Sam’s forebear Brenda spent ninety plus years wandering this vale of tears. Those four score and ten plus summers played out around Lancashire mill towns. An at times impoverished life manifesting dogged and stoic behavioural traits, affording her incalculable spirit, resolve, mental strength and strong fortitude when darker episodes came knocking.
She was a lady who bequeathed her daughter’s progeny a legacy of love, memories and jovial yarns. Episodes ensuring the nonagenarian will live on through a granddaughter who possesses similar wonderful qualities, such as stoicism, compassion, love and thoughtfulness.
This legacy including old anecdotes of yore handed down her bloodline, ensuring her life won’t just be remembered by a series of dates (such as birth, death and wedding)…… No, existential episodes will also be bequeathed to future generations and their acquaintances.

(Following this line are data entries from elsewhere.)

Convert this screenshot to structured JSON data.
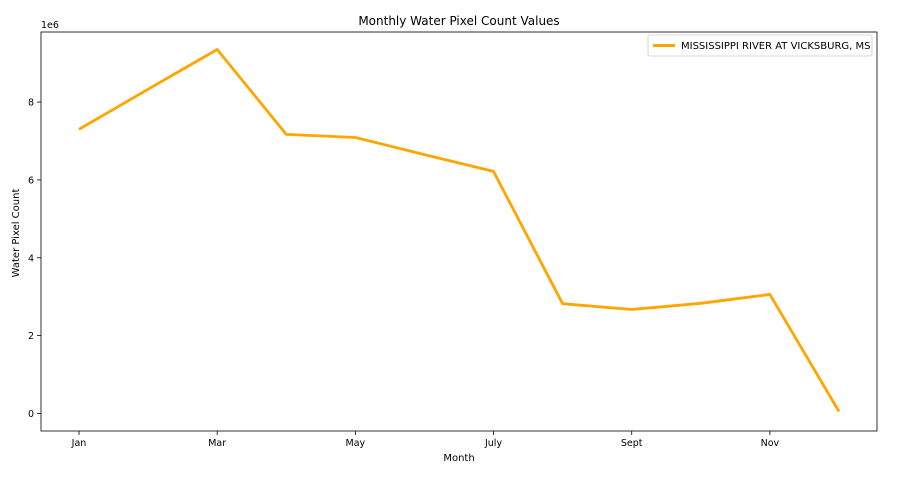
{
  "chart_data": {
    "type": "line",
    "title": "Monthly Water Pixel Count Values",
    "xlabel": "Month",
    "ylabel": "Water Pixel Count",
    "y_scale_label": "1e6",
    "x": [
      1,
      2,
      3,
      4,
      5,
      6,
      7,
      8,
      9,
      10,
      11,
      12
    ],
    "x_ticks": [
      {
        "value": 1,
        "label": "Jan"
      },
      {
        "value": 3,
        "label": "Mar"
      },
      {
        "value": 5,
        "label": "May"
      },
      {
        "value": 7,
        "label": "July"
      },
      {
        "value": 9,
        "label": "Sept"
      },
      {
        "value": 11,
        "label": "Nov"
      }
    ],
    "y_ticks": [
      0,
      2,
      4,
      6,
      8
    ],
    "xlim": [
      0.45,
      12.55
    ],
    "ylim": [
      -0.45,
      9.8
    ],
    "grid": false,
    "legend_position": "top-right",
    "series": [
      {
        "name": "MISSISSIPPI RIVER AT VICKSBURG, MS",
        "color": "#ffa500",
        "values": [
          7.3,
          8.33,
          9.35,
          7.17,
          7.09,
          6.65,
          6.22,
          2.82,
          2.67,
          2.83,
          3.06,
          0.05
        ]
      }
    ]
  }
}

Legendary yarns ensuring folklore in maintained by kith and kin; affording future generations the wherewithal to preserve and cascade their forefather’s legacy. Stories which, in some cases maybe embellished to augment the tale, nevertheless worthy of a retell as a bunch of genuinely funny tales you long to be true.

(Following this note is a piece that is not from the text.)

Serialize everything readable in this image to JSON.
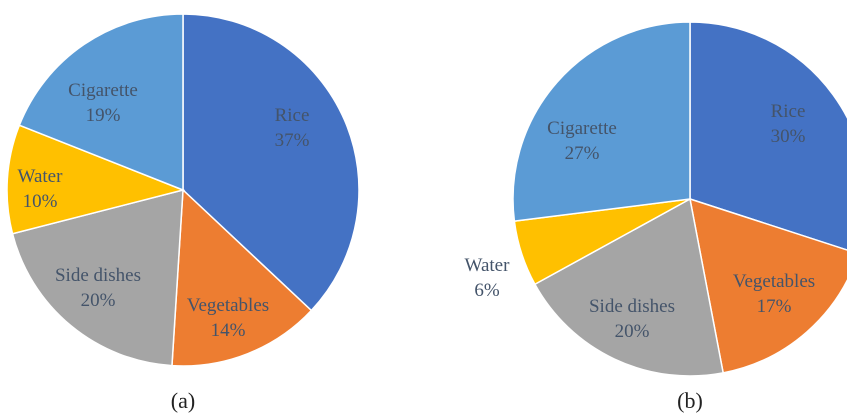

Although only meeting Brenda once, during her later years, over the duration of our acquaintance, Samantha’s disclosed numerous tales relating to her eccentric, resilient and idiosyncratic nan. A character, like her granddaughter and me, born and raised in a working class northern English environment.
Amongst these disclosures a whizzbang account of her grandmother once owning a cat with a habit of defecating in her slippers. Other revelations disclosed included bulletins of Ken Loachian kitchen sink dramas such as, when a mother to young kids, undertaking shoe repairs with concrete; not to mention owning a dog which committed suicide.
Tales which, although portraying life’s ingrained starkness for many 20th century’s working class folk, are underpinned with the humour borne from that adversity. On hearing these vignettes from the top of her anecdotal iceberg it’s hard not to conclude, though, Brenda wasn’t overly fortuitous her choice of pets.
The fixing of a shoe with concrete during impoverished times particularly tickling my funny bone. In particular the revelation her chosen repair material being so weighty and cumbersome the quirky lady had problems manoeuvring her shoe whilst wearing the footwear post-fix.
The anecdote relating to the dog taking it’s own life was apparently a consequence of depression following the death of the old ladies long-term husband. In the absence of emotional support groups like (say) canine Samaritans to counsel the mutt, it appear a loss of his beloved owner was just too big a burden to bear.
Of course there’s no way of proving 100% that the dog was depressed. However waiting until a car drove along his street before walking into the road is a fairly good indication all was not well mental health wise.
It has to be said, the cat undertaking its business in the old lady’s slipper left me with more questions than answers. …….. The main one being “What the f***?!”
Footnote – Incidentally, when I say the moggy did it’s business in the nan’s slipper I’m of course referring to it’s bowels being emptyied within the indoor footwear. Not it’d held clandestine meetings in the domestic footwear to peddle narcotics.
Yes, Brenda suffered from dreadful misfortune when it comes to domestic pets and footwear. However, she leaves my dear friend and the rest of her brood with a plethora of highly entertaining stories they’ll be able to dine out on for years.
Folk tales which they themselves can pass on to further generations…… A wonderful legacy!!